With the help of a CT scan, Monica Solorzano Kraemer has discovered an ancient fly encased in a piece of amber from France. “Some ambers are too cloudy for a microscope,” says the scientist from Germany’s Senckenberg Society for Natural History. “With a CT scan I can look right through the stone.”
A 3D computer programme has made it possible to see every detail of the fossil, the completely preserved remains of a fly belonging to the phoridae family, a hump-backed species. And a 3D printer can produce a plastic copy that allows scientists to examine every aspect of the insect, which has been dead for millions of years.
Scientists believe that the oldest ambers are around 320 million years old. However, research into amber is one of the newest research areas at the Frankfurt-based Senckenberg society. Mexican-born Solorzano Kraemer is working together with colleagues in other countries to discover the secrets of fossils trapped in amber and copal, or tree resin, from all over the world.
The youngest ambers are 13 million years old and come from Peru. Copal is younger and a primary stage of amber. The researchers want to use the fossils to determine what the animals’ natural habitat was like back then. What did the forests look like?
They’re also comparing the fossils with today’s insects, to see the variation in species from the past and examine how changes in the environment have affected the development of the insects. They collect today’s insects with the help of sticky yellow strips.
They’ve presented their work, for example from a trip to Madagascar, in a comic, translated into four languages and aimed at children and adults alike. Their next expedition will take the scientists to New Caledonia, a group of islands off the north-east Australian coast, at the end of November.
Up to 300 insects can be encased in a piece of amber or copal just three or four centimetres in diameter. “Usually it’s only between one and 10 though,” says Solorzano Kraemer. It depends on where the amber originates.
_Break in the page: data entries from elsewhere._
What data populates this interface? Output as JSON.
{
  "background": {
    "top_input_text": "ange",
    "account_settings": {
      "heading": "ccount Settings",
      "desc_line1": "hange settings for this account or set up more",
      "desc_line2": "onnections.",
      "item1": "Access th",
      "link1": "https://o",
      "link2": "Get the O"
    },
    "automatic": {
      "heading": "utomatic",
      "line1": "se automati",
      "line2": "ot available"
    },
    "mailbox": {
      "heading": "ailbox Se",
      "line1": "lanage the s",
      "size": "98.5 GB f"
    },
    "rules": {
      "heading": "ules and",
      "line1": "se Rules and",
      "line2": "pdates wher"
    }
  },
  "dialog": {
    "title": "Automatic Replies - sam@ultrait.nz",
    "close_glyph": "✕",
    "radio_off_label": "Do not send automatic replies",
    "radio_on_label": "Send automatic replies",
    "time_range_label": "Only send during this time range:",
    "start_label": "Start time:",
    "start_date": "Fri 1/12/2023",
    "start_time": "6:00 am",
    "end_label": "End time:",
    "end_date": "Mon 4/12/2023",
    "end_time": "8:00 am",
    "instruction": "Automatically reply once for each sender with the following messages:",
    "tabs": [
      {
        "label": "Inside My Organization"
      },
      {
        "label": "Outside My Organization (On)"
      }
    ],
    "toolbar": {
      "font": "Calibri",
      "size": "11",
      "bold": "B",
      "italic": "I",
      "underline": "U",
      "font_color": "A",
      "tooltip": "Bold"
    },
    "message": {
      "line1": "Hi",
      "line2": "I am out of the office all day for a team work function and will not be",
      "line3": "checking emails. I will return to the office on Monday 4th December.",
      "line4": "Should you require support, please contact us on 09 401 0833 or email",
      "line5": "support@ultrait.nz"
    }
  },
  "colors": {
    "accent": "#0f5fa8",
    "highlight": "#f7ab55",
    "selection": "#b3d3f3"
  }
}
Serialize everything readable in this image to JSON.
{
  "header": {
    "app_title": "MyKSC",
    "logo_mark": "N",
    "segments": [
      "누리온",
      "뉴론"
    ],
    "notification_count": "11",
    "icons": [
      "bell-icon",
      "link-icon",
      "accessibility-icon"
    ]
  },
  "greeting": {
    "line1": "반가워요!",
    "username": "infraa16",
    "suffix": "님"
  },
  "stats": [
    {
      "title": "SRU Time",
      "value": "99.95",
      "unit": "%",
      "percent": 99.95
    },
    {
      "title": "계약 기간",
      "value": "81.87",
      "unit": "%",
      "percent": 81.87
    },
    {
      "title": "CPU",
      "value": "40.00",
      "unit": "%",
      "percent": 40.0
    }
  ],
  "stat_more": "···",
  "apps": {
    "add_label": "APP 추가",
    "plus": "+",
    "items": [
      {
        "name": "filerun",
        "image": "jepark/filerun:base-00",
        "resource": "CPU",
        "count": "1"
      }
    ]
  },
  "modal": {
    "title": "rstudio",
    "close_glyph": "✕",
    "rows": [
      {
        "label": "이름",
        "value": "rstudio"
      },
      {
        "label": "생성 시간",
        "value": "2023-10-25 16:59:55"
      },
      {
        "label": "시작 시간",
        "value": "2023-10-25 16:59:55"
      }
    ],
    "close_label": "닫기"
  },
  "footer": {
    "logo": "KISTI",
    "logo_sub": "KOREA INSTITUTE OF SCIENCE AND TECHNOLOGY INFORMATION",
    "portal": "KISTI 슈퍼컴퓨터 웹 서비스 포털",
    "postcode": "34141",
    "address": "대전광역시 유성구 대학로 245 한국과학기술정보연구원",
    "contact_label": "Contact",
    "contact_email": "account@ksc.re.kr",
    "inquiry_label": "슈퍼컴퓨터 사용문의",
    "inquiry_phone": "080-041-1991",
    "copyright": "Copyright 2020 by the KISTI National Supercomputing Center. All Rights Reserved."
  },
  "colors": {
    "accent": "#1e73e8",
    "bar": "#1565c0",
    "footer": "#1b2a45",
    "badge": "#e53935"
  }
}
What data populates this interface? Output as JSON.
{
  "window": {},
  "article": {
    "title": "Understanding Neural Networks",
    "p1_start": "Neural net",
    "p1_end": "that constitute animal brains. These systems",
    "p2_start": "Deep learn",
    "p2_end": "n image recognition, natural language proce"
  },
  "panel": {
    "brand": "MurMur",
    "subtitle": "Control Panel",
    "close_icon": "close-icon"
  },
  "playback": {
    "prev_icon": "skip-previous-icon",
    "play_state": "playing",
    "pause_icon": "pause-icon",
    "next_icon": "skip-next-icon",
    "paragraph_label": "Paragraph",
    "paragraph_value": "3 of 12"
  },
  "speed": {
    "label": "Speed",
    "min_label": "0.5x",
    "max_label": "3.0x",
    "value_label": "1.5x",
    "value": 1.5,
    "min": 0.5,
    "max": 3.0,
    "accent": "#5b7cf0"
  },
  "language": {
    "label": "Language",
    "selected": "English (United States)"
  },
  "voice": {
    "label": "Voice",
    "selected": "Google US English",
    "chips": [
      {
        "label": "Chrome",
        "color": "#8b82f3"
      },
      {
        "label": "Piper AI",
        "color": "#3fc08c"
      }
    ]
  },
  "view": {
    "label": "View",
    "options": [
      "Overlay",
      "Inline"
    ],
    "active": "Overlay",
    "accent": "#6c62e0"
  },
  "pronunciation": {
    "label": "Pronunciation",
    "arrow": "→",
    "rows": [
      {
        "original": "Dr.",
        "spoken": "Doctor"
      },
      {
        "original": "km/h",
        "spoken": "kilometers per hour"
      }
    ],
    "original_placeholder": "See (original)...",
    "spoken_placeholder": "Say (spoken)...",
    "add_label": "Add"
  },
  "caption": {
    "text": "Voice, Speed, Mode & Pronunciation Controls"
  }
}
Spiders, feathers and hair of small mammals are also sometimes found; pond skaters and flies are common, and butterflies are rare. Senckenberg has more than 13,000 pieces of amber and copal in its collection, including 300 holotypes, a single specimen upon which the identification of a new species is based.
Many of the pieces still need to be classified, says Solorzano Kraemer, who has been researching amber fossils for 14 years and has discovered 30 new species. “Amber oxidizes with time,” she says. “It gets darker until you can’t see anything.”
Storage conditions are therefore important, with 20 degrees Celsius and 40 per cent humidity considered ideal. As amber also reacts with carbon dioxide, the samples are also protected by coating them with a layer of synthetic resin.